About Kidney Disease, Defiance, Compliance, and Humor
By Fabio’s Mom. Reprinted with permission from https://fabioneedsakidney.com/f/about-kidney-disease-defiance-compliance-and-humor. Originally posted on March 3, 2023.
Having now had kidney disease, and multiple different complications and learning from it, I have found that there are things that only “patients” learn about doctors, and the medical system.
One is: They are out there to help, and almost always (though not 100% of the time) are trying hard to help and doing their best. Almost always (though not 100% of the time) their interventions are well researched and their knowledge is extensive.
But not always.
Transplanted kidneys, for example, are placed not in the waist/back area at the sides of the body, where our normal kidneys live, but are placed surgically right beside the bladder, where they work more effectively. As it turns out, I have learned, you can go into a hospital, get a doctor who actually reads your full history, finds out you have no native kidneys of your own, and that you have one transplanted kidney in your groin area, and who will still tap at your back, where there are no kidneys, ask you if you have pain, and tell you that if you don’t, the issue must not be kidney related. Honest to God. Some doctors have the courage to look a little humble and say, “Oh, right,” and check the correct spot to palpate Fabio the Transplanted Kidney, and admit they made a mistake. But the number of doctors I have had who literally just straightened up and pretended they knew that all along, and “explained” to me that they were just checking that area (where there are no kidneys) because they needed to check there for kidney problems.

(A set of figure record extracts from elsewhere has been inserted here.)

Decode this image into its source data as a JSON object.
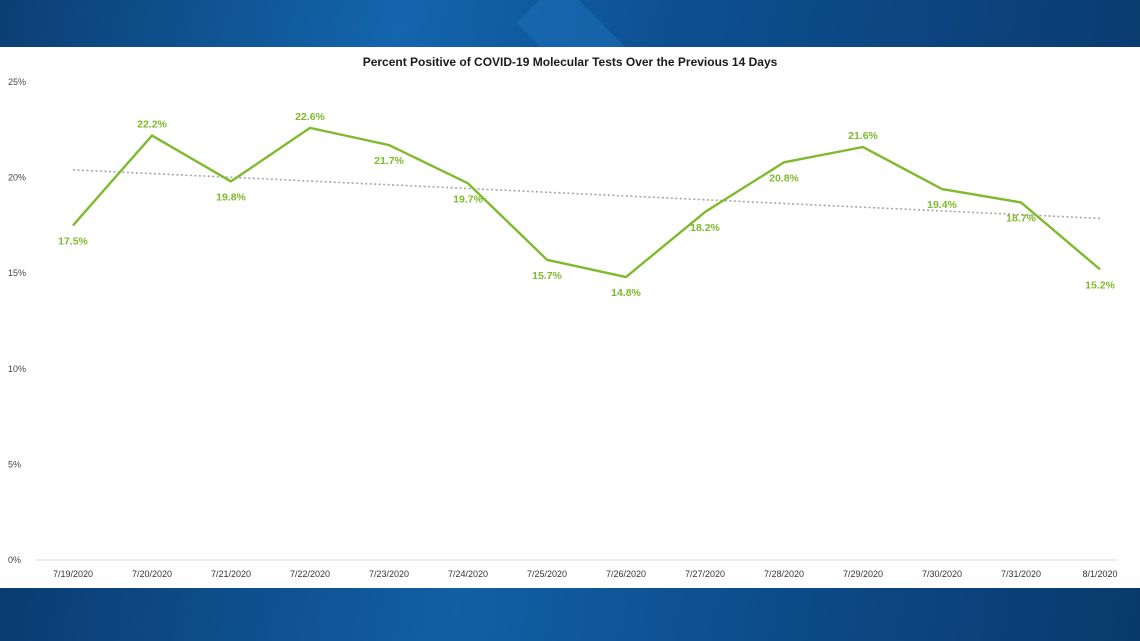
{
  "chart_data": {
    "type": "line",
    "title": "Percent Positive of COVID-19 Molecular Tests Over the Previous 14 Days",
    "xlabel": "",
    "ylabel": "",
    "categories": [
      "7/19/2020",
      "7/20/2020",
      "7/21/2020",
      "7/22/2020",
      "7/23/2020",
      "7/24/2020",
      "7/25/2020",
      "7/26/2020",
      "7/27/2020",
      "7/28/2020",
      "7/29/2020",
      "7/30/2020",
      "7/31/2020",
      "8/1/2020"
    ],
    "values": [
      17.5,
      22.2,
      19.8,
      22.6,
      21.7,
      19.7,
      15.7,
      14.8,
      18.2,
      20.8,
      21.6,
      19.4,
      18.7,
      15.2
    ],
    "data_labels": [
      "17.5%",
      "22.2%",
      "19.8%",
      "22.6%",
      "21.7%",
      "19.7%",
      "15.7%",
      "14.8%",
      "18.2%",
      "20.8%",
      "21.6%",
      "19.4%",
      "18.7%",
      "15.2%"
    ],
    "y_ticks": [
      0,
      5,
      10,
      15,
      20,
      25
    ],
    "y_tick_labels": [
      "0%",
      "5%",
      "10%",
      "15%",
      "20%",
      "25%"
    ],
    "ylim": [
      0,
      25
    ],
    "trendline": true,
    "trendline_style": "dotted",
    "grid": false,
    "legend": "none",
    "colors": {
      "line": "#7fba2c",
      "labels": "#7fba2c",
      "trend": "#a6a6a6",
      "axis": "#d9d9d9"
    }
  }
}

(Just a hint: IF there are no kidneys there... no one needs to check there for kidney problems.)
So, as it turns out, in my experience, it is worth using all of my curiosity and concern to research my disease, ask questions and not just take every answer on face value. Get second opinions, check out what other doctors and kidney (or whatever disease you have) support groups and patients say, and then make informed decisions.
Patience and a good sense of humor go a long way in coping with a chronic disease, and I find the ability to both feel the sadness, grief, anger or fear about what is going on with my body, balanced with humor about the absurdity of some situations, to be my best formula for walking day to day with health challenges.
In my life, being willing to ask questions of doctors, and being willing to have a sense of humor about my situation has made all of the difference. And thankfully, in the few times that I was truly in the presence of medical professionals, who, for whatever reason, were literally on the verge of doing harm with their misguided decisions, knowing a lot about my disease, being polite but willing to ask questions, and letting my doctors know that I want to be empowered to partner with them in my care has made all of the difference.
Being in the “patient” role can be really disempowering. Don’t let it cause you to give up your voice or your choice!